La Russie s’en tient à sa version et continue d’accuser l’Ukraine. Le 5 juin, le ministre des Affaires étrangères néerlandais, Bert Koenders, s’est heurté à un mur. Après sa rencontre avec son homologue russe, Sergueï Lavrov, au sujet de l’enquête, il a déclaré qu’il était difficile pour eux de s’entendre en raison de désaccords. Les médias russes n’ont pas relaté l’entrevue.

Le groupe d’enquête occidental a demandé début juillet à l’ONU d’ouvrir un tribunal spécial pour juger les responsables. Sans surprise, Vladimir Poutine a déclaré dans un entretien téléphonique avec le président néerlandais que cela serait « contre-productif ». Ce vendredi, une vidéo apparemment filmée par des séparatistes a relancé la question de la culpabilité russe. Elle montre des rebelles pillant les affaires des victimes de l’écrasement. « Cette vidéo corrobore les renseignements que nous avons reçus il y a 12 mois, àsavoir que le vol MH17 de Malaysia Airlines a été abattu par un missile sol-air », déclare Julia Bishop, ministre des Affaires étrangères australienne.

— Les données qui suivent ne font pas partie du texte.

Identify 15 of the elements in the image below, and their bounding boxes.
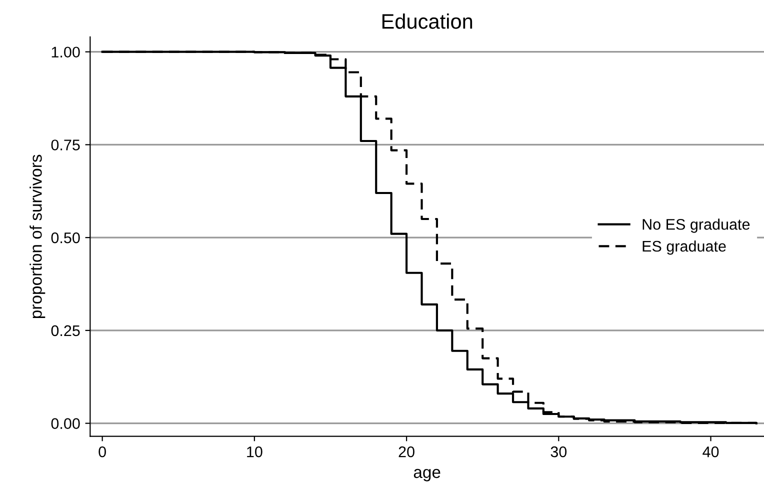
- y-tick-label: 0.25: [51, 325, 80, 336]
- x-tick-label: 10: [247, 446, 262, 458]
- chart-title: Education: [382, 14, 472, 29]
- x-axis-title: age: [414, 468, 440, 482]
- x-tick-label: 0: [98, 446, 106, 458]
- x-tick-label: 30: [550, 446, 567, 458]
- y-tick-label: 0.00: [51, 418, 80, 429]
- x-tick-label: 40: [702, 446, 719, 458]
- y-tick-label: 1.00: [52, 46, 80, 58]
- y-axis-title: proportion of survivors: [30, 154, 46, 318]
- legend-label: ES graduate: [642, 240, 726, 255]
- y-tick-label: 0.75: [51, 140, 80, 150]
- y-tick-label: 0.50: [51, 232, 80, 244]
- legend-label: No ES graduate: [642, 218, 750, 233]
- x-tick-label: 20: [398, 446, 414, 458]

Que réclament les familles des victimes ?

Face à la progression lente de l’enquête, des familles de victimes se tournent vers la justice américaine pour tenter d’obtenir des réponses. Dix-sept d’entre elles ont porté plainte jeudi aux États-Unis contre le chef séparatiste russe, Igor Guirkine, qu’elles soupçonnent d’avoir participé à l’organisation de l’écrasement, et lui réclament 50 millions de dollars de dédommagements chacune.

« La question la plus importante qui se pose toujours est : qui est responsable ? » rappelle Dennis Schouten, président de la fondation représentant les familles de victimes, à l’AFP. Pour l’heure, nul ne sait si et quand tombera la réponse. Le rapport final des enquêteurs néerlandais, prévu pour octobre, n’a établi que les causes de l’écrasement selon la porte-parole du Bureau d’enquête pour la sécurité, Sara Vernooij… sans identifier de responsables.